Le leader de Pastef, lui, a fait un long discours politique et même… électoral. D’abord pour lui, c’est un «honneur» que son aîné Khalifa Sall se déplace alors que c’était à lui de le faire. «Je tiens encore à vous exprimer toute ma compassion à cette douloureuse épreuve que vous avez vécue. On a l’habitude de dire que c’est de la volonté de Dieu. Oui, mais il y a aussi la main de l’homme parce que Dieu n’est pas méchant. C’est plus la volonté d’un homme qui voulait, contre vents et marées, assouvir ses ambitions politiques et son succès personnel. Et qui a estimé que quiconque empêcherait sa réussite doit être éliminé. On peut pardonner, mais on ne peut et ne doit pas oublier», indique le candidat arrivé 3ème à l’issue de la dernière Présidentielle. Et Sonko croit bien que l’absence du leader de la coalition Taxawu senegaal a eu un impact sur cette élection. «Ma conviction est que si Khalifa Sall avait participé à la Présidentielle, le résultat aurait été autre. Vous avez effectué un travail politique depuis longtemps. Vous n’êtes pas un novice en politique. D’ailleurs, j’avais même pensé que vous aviez 80 ans tellement votre nom était connu de tous depuis longtemps», a-t-il ajouté.

«Il y a probabilité d’envisager une alliance aux prochaines élections»

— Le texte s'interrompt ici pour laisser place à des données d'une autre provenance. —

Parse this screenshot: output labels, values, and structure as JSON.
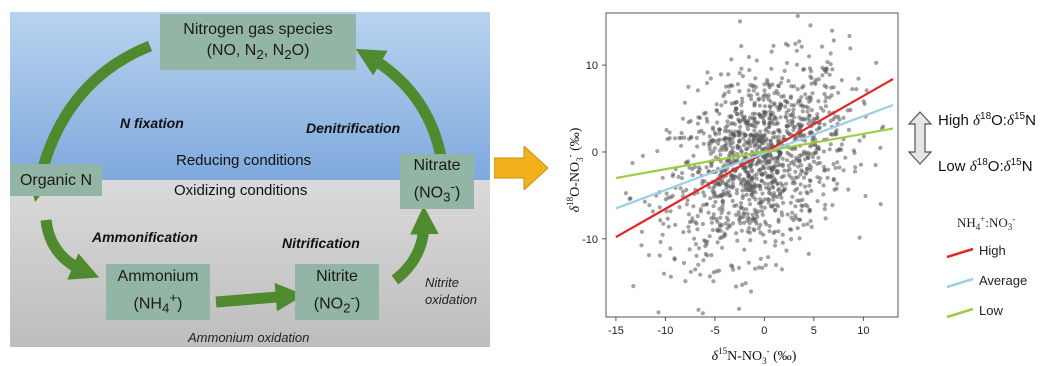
{
  "cycle": {
    "gas_box": {
      "line1": "Nitrogen gas species",
      "line2": "(NO, N",
      "sub1": "2",
      "mid": ", N",
      "sub2": "2",
      "end": "O)"
    },
    "organic_n": "Organic N",
    "nitrate": {
      "line1": "Nitrate",
      "line2_open": "(NO",
      "sub": "3",
      "sup": "-",
      "close": ")"
    },
    "ammonium": {
      "line1": "Ammonium",
      "line2_open": "(NH",
      "sub": "4",
      "sup": "+",
      "close": ")"
    },
    "nitrite": {
      "line1": "Nitrite",
      "line2_open": "(NO",
      "sub": "2",
      "sup": "-",
      "close": ")"
    },
    "processes": {
      "n_fixation": "N fixation",
      "denitrification": "Denitrification",
      "ammonification": "Ammonification",
      "nitrification": "Nitrification"
    },
    "conditions": {
      "reducing": "Reducing conditions",
      "oxidizing": "Oxidizing conditions"
    },
    "nitrite_oxidation": {
      "line1": "Nitrite",
      "line2": "oxidation"
    },
    "ammonium_oxidation": "Ammonium oxidation",
    "colors": {
      "arrow_green": "#4f8a2e",
      "arrow_orange": "#f2b01b",
      "box_fill": "#93b5a6"
    }
  },
  "chart_data": {
    "type": "scatter",
    "title": "",
    "xlabel": {
      "delta": "δ",
      "sup": "15",
      "rest": "N-NO",
      "sub": "3",
      "sup2": "-",
      "unit": " (‰)"
    },
    "ylabel": {
      "delta": "δ",
      "sup": "18",
      "rest": "O-NO",
      "sub": "3",
      "sup2": "-",
      "unit": " (‰)"
    },
    "xlim": [
      -16,
      13.5
    ],
    "ylim": [
      -19,
      16
    ],
    "xticks": [
      -15,
      -10,
      -5,
      0,
      5,
      10
    ],
    "yticks": [
      -10,
      0,
      10
    ],
    "point_color": "#555555",
    "point_count_approx": 1300,
    "point_distribution": {
      "x_center": -0.5,
      "x_sd": 4.5,
      "y_center": -1,
      "y_sd": 5.5,
      "correlation": 0.35
    },
    "series": [
      {
        "name": "High",
        "color": "#e32626",
        "x": [
          -15,
          13
        ],
        "y": [
          -9.8,
          8.4
        ]
      },
      {
        "name": "Average",
        "color": "#9ccfe4",
        "x": [
          -15,
          13
        ],
        "y": [
          -6.5,
          5.4
        ]
      },
      {
        "name": "Low",
        "color": "#9ccd3c",
        "x": [
          -15,
          13
        ],
        "y": [
          -3.0,
          2.7
        ]
      }
    ],
    "legend_title": {
      "a": "NH",
      "sub_a": "4",
      "sup_a": "+",
      "colon": ":NO",
      "sub_b": "3",
      "sup_b": "-"
    },
    "legend_placement": "right",
    "ratio_annotation": {
      "high": {
        "word": "High ",
        "d1": "δ",
        "sup1": "18",
        "mid": "O:",
        "d2": "δ",
        "sup2": "15",
        "end": "N"
      },
      "low": {
        "word": "Low ",
        "d1": "δ",
        "sup1": "18",
        "mid": "O:",
        "d2": "δ",
        "sup2": "15",
        "end": "N"
      }
    }
  },
  "connector_arrow_color": "#f2b01b"
}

Même s’il précise que ce n’est pas un reproche qu’il fait à son hôte, Ousmane Sonko admet que s’il avait bénéficié du soutien de Khalifa Sall, on aurait parlé d’autre chose aujourd’hui. «Aucun candidat ne cracherait sur un soutien de Khalifa. Mais j’ai fait preuve de compréhension parce qu’ils (Idy et Khalifa) étaient ensemble dans une coalition», relativise-t-il. En gros, le président de Pastef est plus clair dans ses intentions de collaborer avec Khalifa Sall, même pour les prochaines élections. «Nous sommes tout à fait ouverts pour voir ce qu’on pourrait faire ensemble parce que notre pays est à un moment crucial. Mais ce n’est un discours que nous tenons aux autres parce qu’il ne s’agit pas d’être ensemble, de gagner ensemble de partager un gâteau. Nous sommes pour une coalition qui sera un départ définitif pour le développement», souligne-t-il. Sonko qui est arrivé troisième à Dakar le 24 février voudrait bien une alliance avec Khalifa Sall. «Si l’on fait une lecture approfondie des résultats de la Présidentielle, on constate qu’ils ont profité aux candidats ayant participé, mais aussi à ceux qui ont été absents. Je pense qu’entre nous, il y a probabilité d’envisager une alliance aux prochaines élections pour le bien de ce pays», a dit Sonko qui rappelle que son seul adversaire c’est Macky Sall et non les leaders de l’opposition.